O entendimento de que a lei 8.245/91 objetivaria proteger o inquilino (por considera-lo a parte mais fraca) pareceria reforçado se comparado o atual artigo 45 com o seu correspondente no Decreto nº 24.150/34 (artigo 30), que dispunha: "São também nulas de pleno direito as cláusulas que visem ilidir os objetivos da presente lei, e, nomeadamente, as cláusulas proibitivas da renovação do contrato de locação, ou que impliquem em renúncia dos direitos tutelados por esta lei".

Observe-se vedadas no antigo decreto ("lei de luvas"), cláusulas "que impliquem em renúncia dos direitos tutelados por esta lei", denotando a proteção das duas partes, enquanto agora, ao exemplificar, tenha a lei resumido hipóteses de prejuízo do locatário, não do locador.

Diga-se o mesmo quanto à lei nº 6.649/79, cujo artigo 46 dispunha: "São nulas de pleno direito as cláusulas do contrato de locação que visem a elidir os objetivos da presente lei, e, nomeadamente, aquele que proíbe a sua prorrogação".

IV

Comentando o Art. 30 do Decreto nº 24.150/34, Darcy Bessone(13), preocupou-se com a validade de cláusula que conferisse ao locatário a opção de renovar automaticamente o contrato, excluindo o direito de retomada. Como se vê, tratar-se-ia de cláusula favorável ao locatário. Conclui que caso afrontado, na espécie, direito do locador (proibição da retomada), forçosamente surgiria hipótese de aplicação do dispositivo de ordem pública que reputa nula a cláusula contratual.

De outra sorte, colhe-se na sempre erudita lição de Alcides Tomasetti Jr. (14) a evidência da opção legal, na esteira do desenvolvimento social, pela proteção e incentivo às atividades produtivas em substituição à supremacia do direito de propriedade imobiliária. Assim, "O desenvolvimento econômico deslocou desse modo a ênfase no aspecto estático, de utilização e fruição imediatas, quase físicas, dos bens, para o aspecto dinâmico da atividade de organização dos fatores produtivos para empregá-los em operações de fabrico de produtos e em prestação de serviços a serem ofertados e trocados no mercado. A importância crescente da fase dinâmica, da atividade concreta em face da abstrata e estática posição dominial sobre os bens, encontra a sua exata correlação no papel central exercido hoje no interior do ordenamento pelo conceito jurídico de empresa, predominantemente concebida como o exercício profissional de uma atividade econômica organizada com a finalidade de produzir, fazer circular e trocar bens ou serviços em mercado.

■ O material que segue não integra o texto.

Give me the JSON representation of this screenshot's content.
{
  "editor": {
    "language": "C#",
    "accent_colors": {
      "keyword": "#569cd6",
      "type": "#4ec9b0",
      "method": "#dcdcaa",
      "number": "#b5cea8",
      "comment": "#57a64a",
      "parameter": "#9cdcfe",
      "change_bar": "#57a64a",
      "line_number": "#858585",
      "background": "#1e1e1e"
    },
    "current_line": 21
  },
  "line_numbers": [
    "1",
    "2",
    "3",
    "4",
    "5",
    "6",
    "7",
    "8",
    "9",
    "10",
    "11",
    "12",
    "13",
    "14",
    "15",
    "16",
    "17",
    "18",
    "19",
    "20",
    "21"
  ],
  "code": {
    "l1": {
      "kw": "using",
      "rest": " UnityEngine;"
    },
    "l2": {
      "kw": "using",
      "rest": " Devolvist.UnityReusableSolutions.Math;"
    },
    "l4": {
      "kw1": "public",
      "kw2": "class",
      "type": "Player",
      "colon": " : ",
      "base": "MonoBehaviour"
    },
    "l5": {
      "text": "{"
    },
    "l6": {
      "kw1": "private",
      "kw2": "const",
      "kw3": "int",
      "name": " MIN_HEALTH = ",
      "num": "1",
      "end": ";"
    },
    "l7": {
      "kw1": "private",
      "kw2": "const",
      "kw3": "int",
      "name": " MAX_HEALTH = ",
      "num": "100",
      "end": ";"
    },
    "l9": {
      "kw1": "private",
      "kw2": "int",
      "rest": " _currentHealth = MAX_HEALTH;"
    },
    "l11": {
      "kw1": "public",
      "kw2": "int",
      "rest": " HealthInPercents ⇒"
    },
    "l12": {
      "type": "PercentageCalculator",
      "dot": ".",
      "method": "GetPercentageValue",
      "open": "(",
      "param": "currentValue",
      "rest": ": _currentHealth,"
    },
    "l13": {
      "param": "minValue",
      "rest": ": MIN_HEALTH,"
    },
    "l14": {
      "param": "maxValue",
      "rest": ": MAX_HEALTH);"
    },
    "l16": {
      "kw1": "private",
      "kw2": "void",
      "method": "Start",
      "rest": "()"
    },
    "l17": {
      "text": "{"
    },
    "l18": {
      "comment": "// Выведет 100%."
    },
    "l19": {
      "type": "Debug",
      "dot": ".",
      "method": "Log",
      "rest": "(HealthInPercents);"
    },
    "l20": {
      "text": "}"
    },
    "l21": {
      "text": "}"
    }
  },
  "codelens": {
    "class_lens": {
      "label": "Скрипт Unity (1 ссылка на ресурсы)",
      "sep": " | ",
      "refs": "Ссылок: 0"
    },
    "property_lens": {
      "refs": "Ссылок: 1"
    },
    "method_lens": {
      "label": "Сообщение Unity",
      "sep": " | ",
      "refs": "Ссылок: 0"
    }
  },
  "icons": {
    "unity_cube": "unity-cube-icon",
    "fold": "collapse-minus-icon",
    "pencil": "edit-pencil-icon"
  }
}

No presente, o circuito econômico (produção, circulação, consumo) é impulsionado e determinado pela empresa, não mais pela propriedade. Sendo o contrato um instrumento indispensável para o desenvolvimento eficiente e lucrativo de toda e qualquer atividade econômica profissionalmente organizada, ele se tornou por excelência o mecanismo funcional e instrumental da empresa.

Estas estruturas econômicas, presentes mesmo num país como o Brasil - que se encontra entravado por uma incipiente economia de mercado, às voltas com a cartelização, a cartorialização e o correlativo atraso tecnológico desmedidamente agravado com a injusta distribuição da riqueza -, este predomínio gradual da empresa provocou na Lei nº 8.245/91 (em especial nas locações a que se referem os arts. 51 a 57) um evidente influxo já espelhado no oportunismo Decreto nº 24.150/34. Trata-se de dar resposta às exigências de segurança para as relações contratuais mais imediatamente inerentes às atividades produtivas e a propiciar-lhes uma disciplina verdadeiramente adequada ao desenvolvimento atingido por elas".

Ou seja, objetivaria a lei ordenar as atividades locatícias diante das exigências sociais e econômicas. Este o objetivo da lei, se bem se compreendeu a lição do Mestre.

V

Seria mesmo a atual lei do inquilinato francamente favorável aos locatários? Não obstante o respeito às doutíssimas posições contrárias, parece razoavelmente eqüidistante a lei, dos dois supostos extremos - locador e locatário.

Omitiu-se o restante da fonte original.